Research firm: New iPad more expensive to make
Monday, March 19, 2012
NEW YORK -- Apple appears to be making less of a profit from each new iPad than it did when it launched the previous model a year ago, according to a research firm's analysis.
IHS iSuppli took apart a new iPad on Friday, the day the device went on sale in the U.S. and nine other countries, and found that the components are more expensive than those of the iPad 2.
The third iPad comes in several versions starting at $499, the same price as the iPad 2 at launch.
Apple has priced all three generations of the tablet aggressively, making it hard for competitors to match its features at the same price. It makes less from each iPad than from each iPhone.
As a whole, Apple is wildly profitable, earning $33 billion in net income on $81 billion in revenue in the last calendar year.
ISuppli said a new iPad with 32 gigabytes of RAM and a cellular modem, which costs $729 in stores, costs $364.35 to manufacture. That's 9 percent more than the $335 it cost to make the corresponding iPad 2 a year ago, when it came out.
The corresponding version of the first iPad cost about $276 to make in 2010, according to iSuppli's estimate.
The higher-resolution display and the larger battery needed to support it are the main reasons the new iPad is more expensive than the iPad 2. It has four times as many pixels as the iPad 2's screen.
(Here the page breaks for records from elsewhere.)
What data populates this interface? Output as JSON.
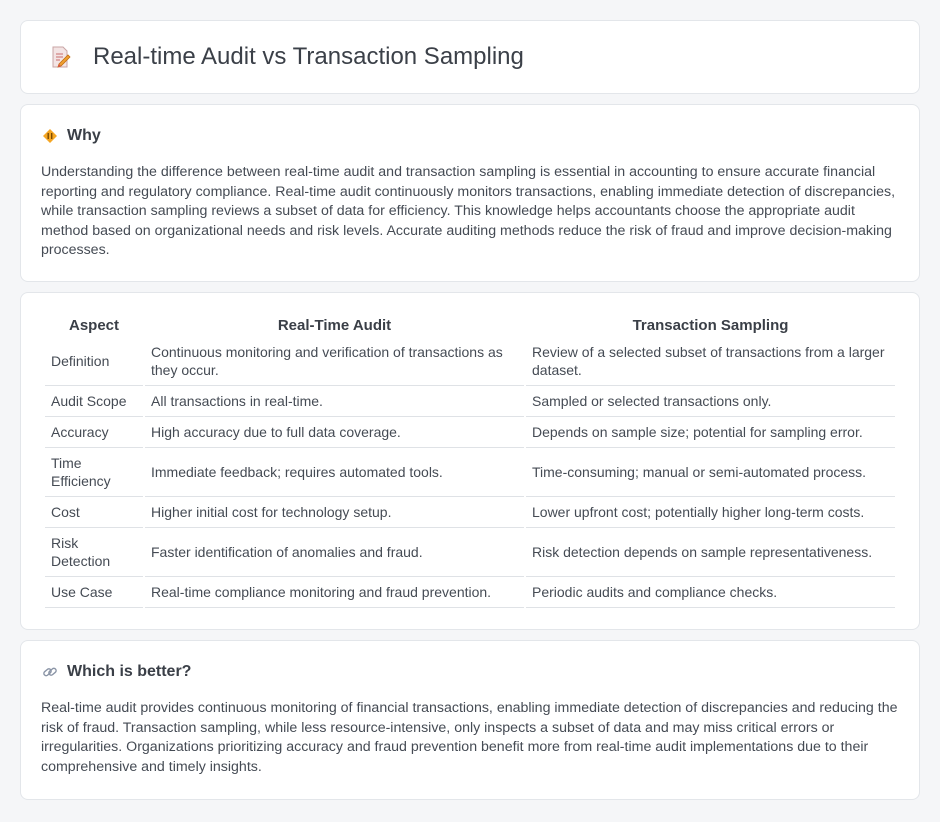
{
  "header": {
    "title": "Real-time Audit vs Transaction Sampling",
    "icon": "document-pencil-icon"
  },
  "why": {
    "title": "Why",
    "icon": "diamond-warning-icon",
    "text": "Understanding the difference between real-time audit and transaction sampling is essential in accounting to ensure accurate financial reporting and regulatory compliance. Real-time audit continuously monitors transactions, enabling immediate detection of discrepancies, while transaction sampling reviews a subset of data for efficiency. This knowledge helps accountants choose the appropriate audit method based on organizational needs and risk levels. Accurate auditing methods reduce the risk of fraud and improve decision-making processes."
  },
  "table": {
    "headers": [
      "Aspect",
      "Real-Time Audit",
      "Transaction Sampling"
    ],
    "rows": [
      [
        "Definition",
        "Continuous monitoring and verification of transactions as they occur.",
        "Review of a selected subset of transactions from a larger dataset."
      ],
      [
        "Audit Scope",
        "All transactions in real-time.",
        "Sampled or selected transactions only."
      ],
      [
        "Accuracy",
        "High accuracy due to full data coverage.",
        "Depends on sample size; potential for sampling error."
      ],
      [
        "Time Efficiency",
        "Immediate feedback; requires automated tools.",
        "Time-consuming; manual or semi-automated process."
      ],
      [
        "Cost",
        "Higher initial cost for technology setup.",
        "Lower upfront cost; potentially higher long-term costs."
      ],
      [
        "Risk Detection",
        "Faster identification of anomalies and fraud.",
        "Risk detection depends on sample representativeness."
      ],
      [
        "Use Case",
        "Real-time compliance monitoring and fraud prevention.",
        "Periodic audits and compliance checks."
      ]
    ]
  },
  "better": {
    "title": "Which is better?",
    "icon": "link-icon",
    "text": "Real-time audit provides continuous monitoring of financial transactions, enabling immediate detection of discrepancies and reducing the risk of fraud. Transaction sampling, while less resource-intensive, only inspects a subset of data and may miss critical errors or irregularities. Organizations prioritizing accuracy and fraud prevention benefit more from real-time audit implementations due to their comprehensive and timely insights."
  }
}
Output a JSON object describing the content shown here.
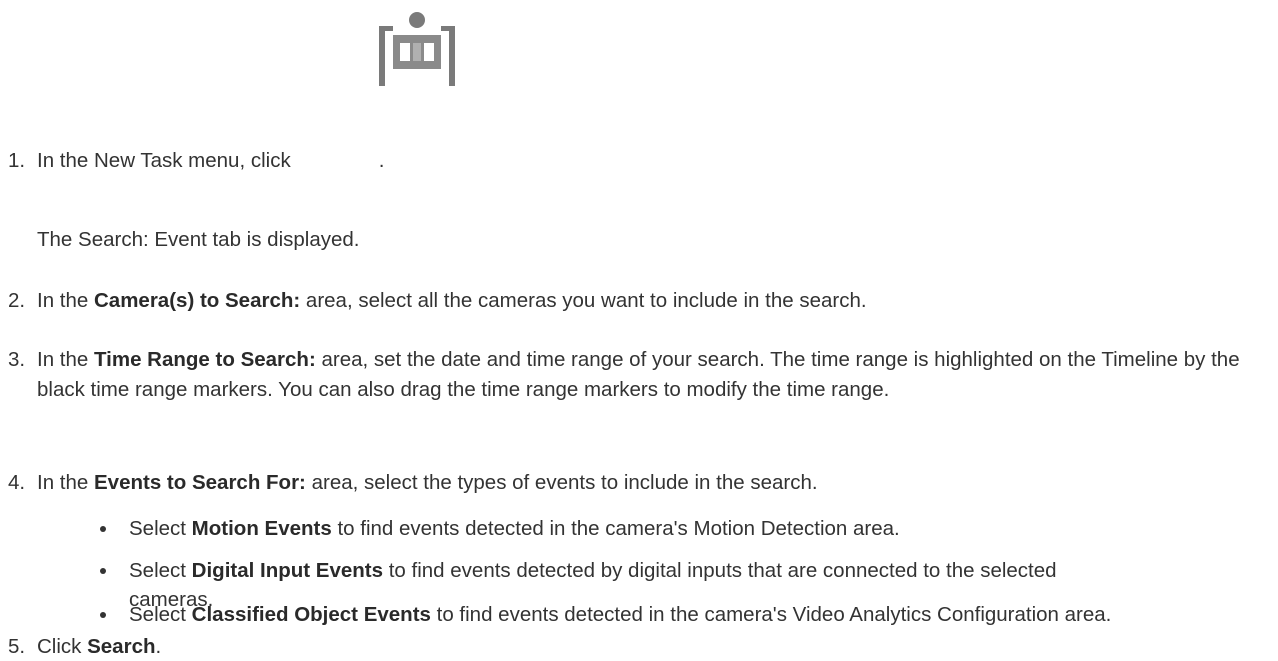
{
  "steps": [
    {
      "num": "1.",
      "pre": "In the New Task menu, click",
      "post": "."
    },
    {
      "sub": "The Search: Event tab is displayed."
    },
    {
      "num": "2.",
      "pre": "In the ",
      "bold": "Camera(s) to Search:",
      "post": " area, select all the cameras you want to include in the search."
    },
    {
      "num": "3.",
      "pre": "In the ",
      "bold": "Time Range to Search:",
      "post": " area, set the date and time range of your search. The time range is highlighted on the Timeline by the black time range markers. You can also drag the time range markers to modify the time range."
    },
    {
      "num": "4.",
      "pre": "In the ",
      "bold": "Events to Search For:",
      "post": " area, select the types of events to include in the search."
    },
    {
      "num": "5.",
      "pre": "Click ",
      "bold": "Search",
      "post": "."
    }
  ],
  "bullets": [
    {
      "pre": "Select ",
      "bold": "Motion Events",
      "post": " to find events detected in the camera's Motion Detection area."
    },
    {
      "pre": "Select ",
      "bold": "Digital Input Events",
      "post": " to find events detected by digital inputs that are connected to the selected cameras."
    },
    {
      "pre": "Select ",
      "bold": "Classified Object Events",
      "post": " to find events detected in the camera's Video Analytics Configuration area."
    }
  ],
  "icons": {
    "new_task_event_search": "event-search-icon"
  }
}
ISuppli estimates the display costs Apple $87, plus $40 for the touch-sensitive layer.
The new iPad battery has 70 percent more capacity, but the new display consumes all that additional power, so the battery life is the same as for the old model.
Also contributing to the cost increase is the new cellular modem in some models. It can use faster "4G LTE" networks in the U.S. and Canada.
Samsung Electronics Co. remains the largest single supplier of iPad components. It made the display in the unit iSuppli examined and it supplies all iPad processors. ISuppli suspects Samsung also made the battery and supplies flash storage memory for some versions of the new iPad.
In fact, half of the new iPad's "bill of materials" may be for Samsung components, iSuppli said.
Apple and Samsung don't comment on their business relationships.
Samsung also makes its own tablets and they have succeeded better than most competitors.
ISuppli's cost estimate does not include packaging or overhead costs like design, marketing and software.